All'inizio
del mese di marzo è accaduto un fatto tragico, passato in sordina
tra le notizie di cronaca: due uomini marocchini e una donna tunisina
sono stati trovati morti carbonizzati in un casolare alla periferia
di Cosenza, in Calabria.
Cercavano
di vivere nell'edificio abbandonato, ormai da tempo utilizzato dai
senzatetto e la causa del loro decesso è stata un allacciamento
abusivo alla rete elettrica per far funzionare due piccole stufe con
cui cercavano di riscaldarsi.
Viene
subito da pensare anche a quei 13mila profughi del piano “Emergenza
Nord Africa” che sono stati richiusi, per due anni, in alloggi
privati senza alcun tipo di assistenza e che ora, alla fine del
“piano”, sono stati liquidati con 500 euro e rischiano di
ritrovarsi nelle stesse condizioni degli immigrati che hanno perso la
vita a Cosenza.
Molte
associazioni, operatori del volontariato e attivisti hanno
organizzato un Sit-in di solidarietà verso queste persone che vivono
in condizioni di estrema povertà, sventolando uno striscione con
scritto: “ Milioni di euro per l'accoglienza agli immigrati e
ancora si muore nelle case abbandonate.

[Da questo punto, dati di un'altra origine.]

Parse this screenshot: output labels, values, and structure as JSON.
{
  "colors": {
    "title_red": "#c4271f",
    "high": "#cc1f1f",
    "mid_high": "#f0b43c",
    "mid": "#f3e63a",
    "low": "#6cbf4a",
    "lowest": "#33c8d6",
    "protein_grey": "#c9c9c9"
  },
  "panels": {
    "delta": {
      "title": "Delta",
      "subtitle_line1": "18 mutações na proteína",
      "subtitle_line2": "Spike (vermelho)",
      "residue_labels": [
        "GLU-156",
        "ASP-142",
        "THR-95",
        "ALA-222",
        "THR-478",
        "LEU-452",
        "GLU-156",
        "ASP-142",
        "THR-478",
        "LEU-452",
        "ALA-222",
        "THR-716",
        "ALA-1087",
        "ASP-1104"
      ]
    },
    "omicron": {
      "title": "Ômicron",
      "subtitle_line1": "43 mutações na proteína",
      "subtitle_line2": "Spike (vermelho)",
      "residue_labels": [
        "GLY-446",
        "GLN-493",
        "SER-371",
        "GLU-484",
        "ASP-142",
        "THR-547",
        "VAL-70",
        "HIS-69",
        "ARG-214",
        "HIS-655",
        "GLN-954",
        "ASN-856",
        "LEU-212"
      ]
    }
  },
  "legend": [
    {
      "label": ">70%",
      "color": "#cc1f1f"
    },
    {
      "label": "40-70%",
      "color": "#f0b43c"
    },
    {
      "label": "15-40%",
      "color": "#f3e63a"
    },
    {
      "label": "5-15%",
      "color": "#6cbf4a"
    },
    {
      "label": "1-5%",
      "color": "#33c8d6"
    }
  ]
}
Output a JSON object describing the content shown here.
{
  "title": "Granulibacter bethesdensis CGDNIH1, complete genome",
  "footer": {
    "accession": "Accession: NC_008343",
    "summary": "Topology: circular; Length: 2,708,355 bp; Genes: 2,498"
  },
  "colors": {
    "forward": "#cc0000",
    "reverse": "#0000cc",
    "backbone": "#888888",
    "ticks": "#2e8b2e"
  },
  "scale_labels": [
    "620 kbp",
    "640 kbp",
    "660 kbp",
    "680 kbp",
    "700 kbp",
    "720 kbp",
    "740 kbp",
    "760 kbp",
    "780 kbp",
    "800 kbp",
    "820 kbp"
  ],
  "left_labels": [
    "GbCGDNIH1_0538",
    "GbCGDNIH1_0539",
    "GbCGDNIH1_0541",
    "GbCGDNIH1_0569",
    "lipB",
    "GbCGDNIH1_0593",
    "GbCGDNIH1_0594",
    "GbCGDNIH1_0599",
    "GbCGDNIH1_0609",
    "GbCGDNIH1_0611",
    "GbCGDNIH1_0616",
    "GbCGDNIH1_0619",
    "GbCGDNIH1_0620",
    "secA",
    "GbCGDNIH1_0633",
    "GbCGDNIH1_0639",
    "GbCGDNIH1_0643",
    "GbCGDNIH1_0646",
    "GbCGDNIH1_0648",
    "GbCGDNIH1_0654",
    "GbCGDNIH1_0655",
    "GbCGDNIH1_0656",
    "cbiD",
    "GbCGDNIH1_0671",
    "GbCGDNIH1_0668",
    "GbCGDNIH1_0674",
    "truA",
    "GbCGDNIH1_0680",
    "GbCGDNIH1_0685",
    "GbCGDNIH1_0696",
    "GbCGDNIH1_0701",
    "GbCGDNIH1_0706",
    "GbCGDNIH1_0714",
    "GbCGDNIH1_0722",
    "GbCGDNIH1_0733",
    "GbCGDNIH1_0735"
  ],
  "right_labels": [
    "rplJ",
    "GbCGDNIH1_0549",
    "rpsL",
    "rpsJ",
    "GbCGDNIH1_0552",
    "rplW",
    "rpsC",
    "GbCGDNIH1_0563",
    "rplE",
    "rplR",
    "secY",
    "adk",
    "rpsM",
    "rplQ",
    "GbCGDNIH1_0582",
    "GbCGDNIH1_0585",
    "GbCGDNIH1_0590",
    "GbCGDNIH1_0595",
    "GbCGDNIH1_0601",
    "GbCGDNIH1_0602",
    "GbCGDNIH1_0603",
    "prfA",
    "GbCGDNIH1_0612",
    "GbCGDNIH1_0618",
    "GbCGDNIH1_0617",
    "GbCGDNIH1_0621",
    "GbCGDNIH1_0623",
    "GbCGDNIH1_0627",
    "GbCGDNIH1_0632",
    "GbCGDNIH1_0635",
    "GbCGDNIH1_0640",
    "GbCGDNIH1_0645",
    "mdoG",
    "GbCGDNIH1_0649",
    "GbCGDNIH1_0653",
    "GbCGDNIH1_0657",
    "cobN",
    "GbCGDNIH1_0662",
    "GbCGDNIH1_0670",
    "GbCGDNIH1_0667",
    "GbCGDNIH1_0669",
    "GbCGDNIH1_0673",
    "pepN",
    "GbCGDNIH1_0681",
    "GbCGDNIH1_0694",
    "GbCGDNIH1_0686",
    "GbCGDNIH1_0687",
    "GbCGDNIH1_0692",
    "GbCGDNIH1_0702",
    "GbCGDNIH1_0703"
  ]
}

Vergogna.”
Il
sindaco di Cosenza, Mario Occhiuto, per l'occasione, ha parlato di
“un momento di rispettosa riflessione e di insegnamento collettivo
su quanto il senso di solidarietà debba avere per ognuno di noi una
valenza di rilevante responsabilità individuale”, ma più incisive
sono state le parole di un altro sindaco, quello di Acquaformosa,
Giovanni Manoccio: “ ...Da anni conosciamo storie di pura
disperazione di uomini, donne e bambini che hanno attraversato il
deserto e poi il Mediterraneo con le zattere della morte alla mercè
di uomini e di organizzazioni criminali disposte a tutto; abbiamo
conosciuto le storie personali di tanti nostri fratelli africani, i
loro sogni e le speranze dei loro bambini, la loro fragilità
economica e sociale. E' difficile oggi, in presenza di una storia di
povertà ed emarginazione, fare analisi politiche e sociali. E'
difficile spiegare che la donna perita a Cosenza assieme a due uomini
non è una profuga dell'emergenza Nord Africa della primavera 2012,
bensì una donna che, assieme ai suoi figli, da circa 20 anni viveva
nella precarietà più assoluta, con i figli anch'essi vittime della
povertà e dell'emarginazione. Tutto ciò è una sconfitta di tutti
noi. E' la sconfitta di una società che non riesce ad uscire fuori
dalle paure e dagli egoismi, di una società che non include ma
esclude chi sia povero o diverso o extracomunitario e che si accorge
della sofferenza solo ed esclusivamente in questi momenti per poi
rimuovere il tutto in poche ore. Quante parole si spenderanno in
questi giorni?”.
E
concludiamo con la frase di un immigrato senegalese, fermo davanti al
casolare: “In Italia c'è chi perde tempo e chi muore”.